My Saving Grace, (Part 1 of a Series)

12 November 2015

A using friend of mine thought I should hide my plan to enter drug rehab, implying that I should feel ashamed about reaching out for help to kick my addiction. Why, I wonder? He failed to understand. Failed to understand my desperation, and my utter indifference at the opinions of others. I had left myself no choice, painted myself into a corner. I faced homelessness because I spent all of my rent money on drugs. This time, no one but me could or would rescue me from myself. I have to become my own saving grace. I had finally met my rock bottom. As I wallowed in it, I felt both fright and relief at the same time. You mean I have to leave Vancouver? You mean I will have to move to Abbotsford

Going to rehab embodied one of the most difficult choices I've made. I felt uneasy leaving Vancouver, my stomping ground. I had to give up all my belongings (except what I could pack in three suitcases), basically just walk away from it all. After putting the keys in the mailbox, I turned around and walked away from my life. Suddenly I had reduced myself to 3 suitcases. A Vancouver outreach worker drove me from Vancouver to Abbotsford. She could scarcely believe how quickly after first speaking with her I decided to go to rehab. Perhaps she did not understand that I had little choice ~ rehab in Abbotsford or homelessness in Vancouver. 

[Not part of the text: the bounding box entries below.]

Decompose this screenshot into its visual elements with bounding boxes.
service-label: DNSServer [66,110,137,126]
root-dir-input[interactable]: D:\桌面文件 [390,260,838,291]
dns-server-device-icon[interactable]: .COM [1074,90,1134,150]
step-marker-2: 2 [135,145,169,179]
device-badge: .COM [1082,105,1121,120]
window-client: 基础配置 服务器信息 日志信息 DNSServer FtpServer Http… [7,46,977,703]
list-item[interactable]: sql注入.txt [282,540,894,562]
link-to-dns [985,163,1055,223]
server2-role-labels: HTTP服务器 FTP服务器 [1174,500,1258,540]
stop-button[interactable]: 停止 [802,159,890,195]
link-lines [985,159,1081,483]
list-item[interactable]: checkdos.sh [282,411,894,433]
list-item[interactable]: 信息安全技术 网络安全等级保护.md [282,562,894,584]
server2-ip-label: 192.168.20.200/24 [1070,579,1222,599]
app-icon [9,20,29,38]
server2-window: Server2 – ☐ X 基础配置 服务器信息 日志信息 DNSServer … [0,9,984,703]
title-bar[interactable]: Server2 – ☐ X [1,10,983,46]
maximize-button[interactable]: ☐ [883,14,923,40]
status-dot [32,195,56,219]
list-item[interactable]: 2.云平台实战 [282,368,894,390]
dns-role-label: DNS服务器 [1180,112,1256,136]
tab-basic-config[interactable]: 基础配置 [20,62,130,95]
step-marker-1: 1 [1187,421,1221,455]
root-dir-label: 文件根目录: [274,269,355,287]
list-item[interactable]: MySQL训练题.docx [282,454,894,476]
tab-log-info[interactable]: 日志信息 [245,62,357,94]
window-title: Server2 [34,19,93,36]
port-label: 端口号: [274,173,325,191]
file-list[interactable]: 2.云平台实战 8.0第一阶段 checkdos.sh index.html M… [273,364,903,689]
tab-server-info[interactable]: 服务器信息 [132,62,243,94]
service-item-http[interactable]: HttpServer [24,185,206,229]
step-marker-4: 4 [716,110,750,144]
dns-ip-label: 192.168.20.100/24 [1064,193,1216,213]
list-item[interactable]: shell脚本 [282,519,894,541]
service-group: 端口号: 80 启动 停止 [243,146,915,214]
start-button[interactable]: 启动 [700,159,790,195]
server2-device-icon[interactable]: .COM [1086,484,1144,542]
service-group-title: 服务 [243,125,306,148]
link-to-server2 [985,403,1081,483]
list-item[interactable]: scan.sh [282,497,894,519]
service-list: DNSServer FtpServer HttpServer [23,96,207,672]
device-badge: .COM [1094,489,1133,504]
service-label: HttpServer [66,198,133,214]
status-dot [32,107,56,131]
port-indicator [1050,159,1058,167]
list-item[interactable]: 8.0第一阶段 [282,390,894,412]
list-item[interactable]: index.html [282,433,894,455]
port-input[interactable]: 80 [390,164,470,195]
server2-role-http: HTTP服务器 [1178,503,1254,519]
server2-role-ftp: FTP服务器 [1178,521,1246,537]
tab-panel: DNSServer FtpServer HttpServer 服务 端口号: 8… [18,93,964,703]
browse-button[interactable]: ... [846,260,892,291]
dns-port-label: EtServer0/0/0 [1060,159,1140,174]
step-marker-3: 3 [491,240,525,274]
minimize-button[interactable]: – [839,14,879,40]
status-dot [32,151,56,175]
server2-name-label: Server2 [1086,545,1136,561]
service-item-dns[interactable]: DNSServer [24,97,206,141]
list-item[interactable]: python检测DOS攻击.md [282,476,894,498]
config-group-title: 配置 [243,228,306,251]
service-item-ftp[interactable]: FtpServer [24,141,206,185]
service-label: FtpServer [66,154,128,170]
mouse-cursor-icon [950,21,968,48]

As we entered the rehab house, I tried hard to hide my fear and apprehension. I told myself that after the program's 12 weeks, I could and would return to my former life in Vancouver. I really had no idea that going to rehab meant giving up doing drugs forever, including weed. I didn't have a problem with weed. Nope. Not at all. Not me. I came to this house, to LIFE Recovery, for cocaine, in particular crack cocaine. 

For the first few days I felt strangely emotional, almost contrite for letting myself get to this point. Also, I had not prepared myself for 21 days without contacting the outside world. 21 days without calling my mum? No internet? No laptop? No more dysfunctional text messaging to and from dysfunctional people? No daytime television? No more late, late night soirees with myself, Sir David Attenborough and The Life of Birds on Knowledge Network? No more sleeping in 'til noon? What do you mean, a wake up time of 7 am? AYFKM? What do you mean I have to share a room? I'd never shared a room with anyone in my entire life, except for the man I married! What do you mean I have to live in this house, with 10 to 15 other addicted women? 

Looking back, it all seems like a monumental adjustment to make, moving into such a house. Strangely, at the time it did not feel that way. I felt grateful, so grateful, to have found a clean place to live, in a town where I had no idea how to get drugs. 

I tried telling myself, it's only just begun
Indeed, it had, though I don't know that I really realized that in the moment.